Wednesday

Liberal politics bites Mass. in the ass!


With the passing of legendary liberal Senator Ted Kennedy, Massachusetts has found itself in quite the predicament; and what an interesting predicament it is!

Apparently Massachusetts has painted itself into a corner. Legislation designed to hamstring former governor Mitt Romney has had the unintended, and hilariously ironic, consequence of leaving one of Mass’s senate seats open for at least the next 145 days.

This is proof positive that these give little thought to the potential corollaries likely to arise from hastily passed laws. Good for them, maybe it will cause them to give pause before tinkering with election laws in the future.

Massachusetts law makers should have to abide by the laws they passed and any attempt to change it now should be called out for exactly what it is; hypocrisy.

The following MSN.Com article seems to lament the loss of the seat more than the loss of the man, go figure:

Kennedy successor to be chosen by special vote

He had recently urged Mass. lawmakers to allow governor make the pick
days after a vacancy occurs. The law bans an interim appointee.

The law was changed in 2004, when Sen. John Kerry, D-Mass., became his party's presidential nominee and Republican Mitt Romney was the state's governor. Before the change, the governor would have appointed a replacement to serve until the next general election.

That would have created the opportunity for Romney to install a fellow Republican in office, a move that Democrats who control the state legislature sought to prevent.

They sought to prevent, by legislation, exactly what they no want to do. The whole situation drips with cruel irony. I find myself laughing hysterically at the as I write this article.

Last week, Kennedy asked Massachusetts lawmakers to change state law to give Massachusetts' current governor, Deval Patrick, a fellow supporter of President Barack Obama, the ability to appoint an interim replacement to Kennedy's seat should Kennedy be unable to continue serving.

"It is vital for this Commonwealth to have two voices speaking for the needs of its citizens and two votes in the Senate during the approximately five months between a vacancy and an election," Kennedy said in a letter to Patrick.
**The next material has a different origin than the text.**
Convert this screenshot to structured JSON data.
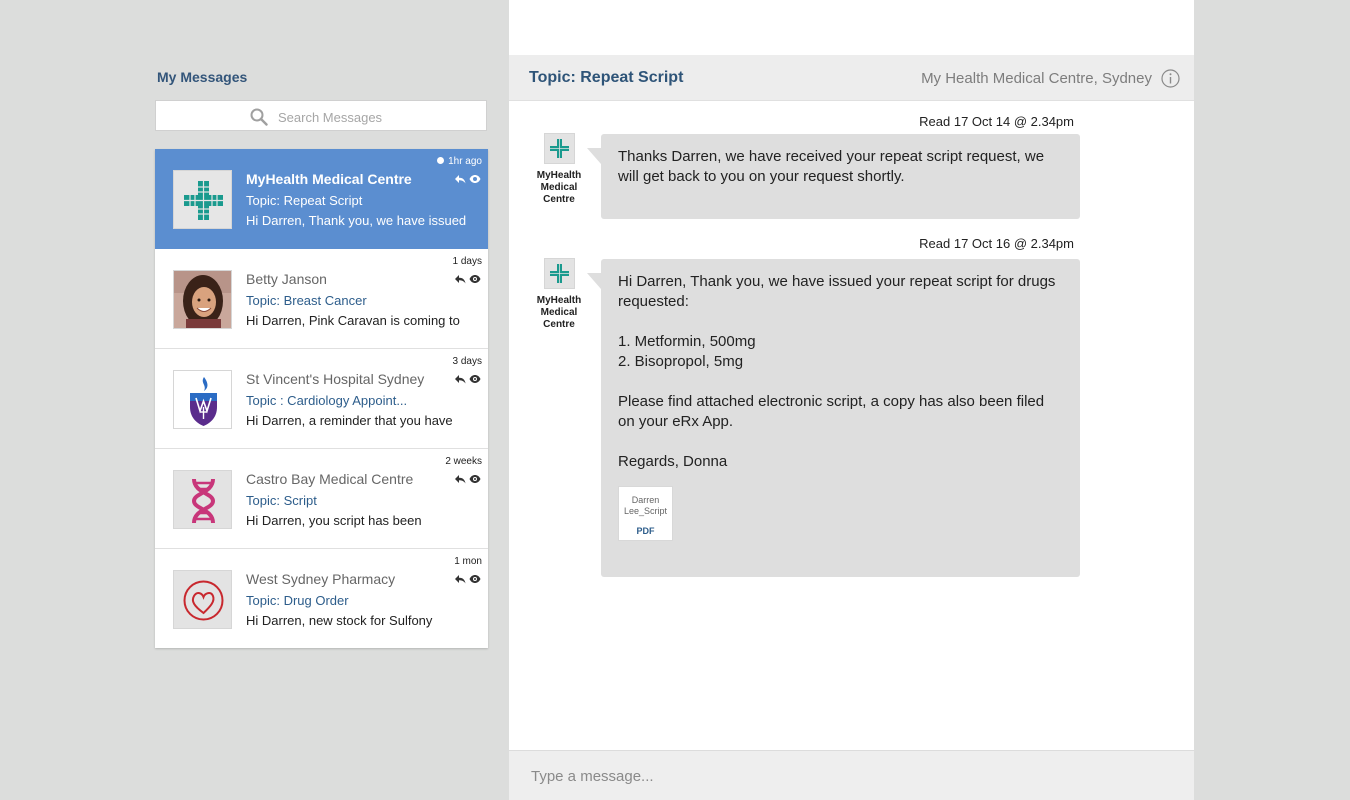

If true, that it is indeed vital for that "… Commonwealth to have two voices speaking for the needs of its citizens” then a special election would seem to be the answer. It’s funny though how that didn’t seem to matter when Mass. had a Republican governor; it was okay then to have a single voice acting on behalf of the Commonwealth.

Fierce fight expected

Though Massachusetts is dominated by Democrats, a change in the law isn't a sure thing. Patrick, Senate President Therese Murray and House Speaker Robert DeLeo — all Democrats — gave no indication if they would support the change.

The truth is that I would be surprised if they didn’t change the law in the interest of political expediency. The liberal establishment has proven shameless and without scruples in recent history. I fully expect nothing to change; except, perhaps, for Mass’s election law.

Any change could not happen immediately. Lawmakers are not expected to return to formal sessions until after Labor Day.

Despite speculation that Kennedy's wife, Vicki, could assume his Senate seat, family aides have said she is not interested in replacing her husband either temporarily or permanently. One of Kennedy's nephews, former Rep. Joseph P. Kennedy II, has also been described as interested.

I’m interested to know what qualifications any of the above mentioned individuals bring to the table to begin with. Is a tenuous relationship with Ted Kennedy qualification enough to serve in the Senate? I would hope the voters of Massachusetts would more thoroughly vet their representatives.

Any race to succeed Kennedy would be crowded and fiercely fought.

I would hope that it would also be "fairly" conducted. That seems to be the one adjective conspicuously missing.

Other potential Democratic candidates include state Attorney General Martha Coakley, U.S. Reps. Stephen Lynch, Michael Capuano, Edward Markey, James McGovern and William Delahunt, and former Rep. Martin Meehan, now chancellor of the University of Massachusetts at Lowell.

On the Republican side, potential candidates include Cape Cod businessman Jeff Beatty, former Lt. Gov. Kerry Healey, former U.S. Attorney Michael Sullivan and Chris Egan, former U.S. ambassador to the Organization for Cooperation and Development.

It seems that the liberals have already decided on an epitaph for Senator Kennedy; Win at all costs and if the rules are against you, change the rules.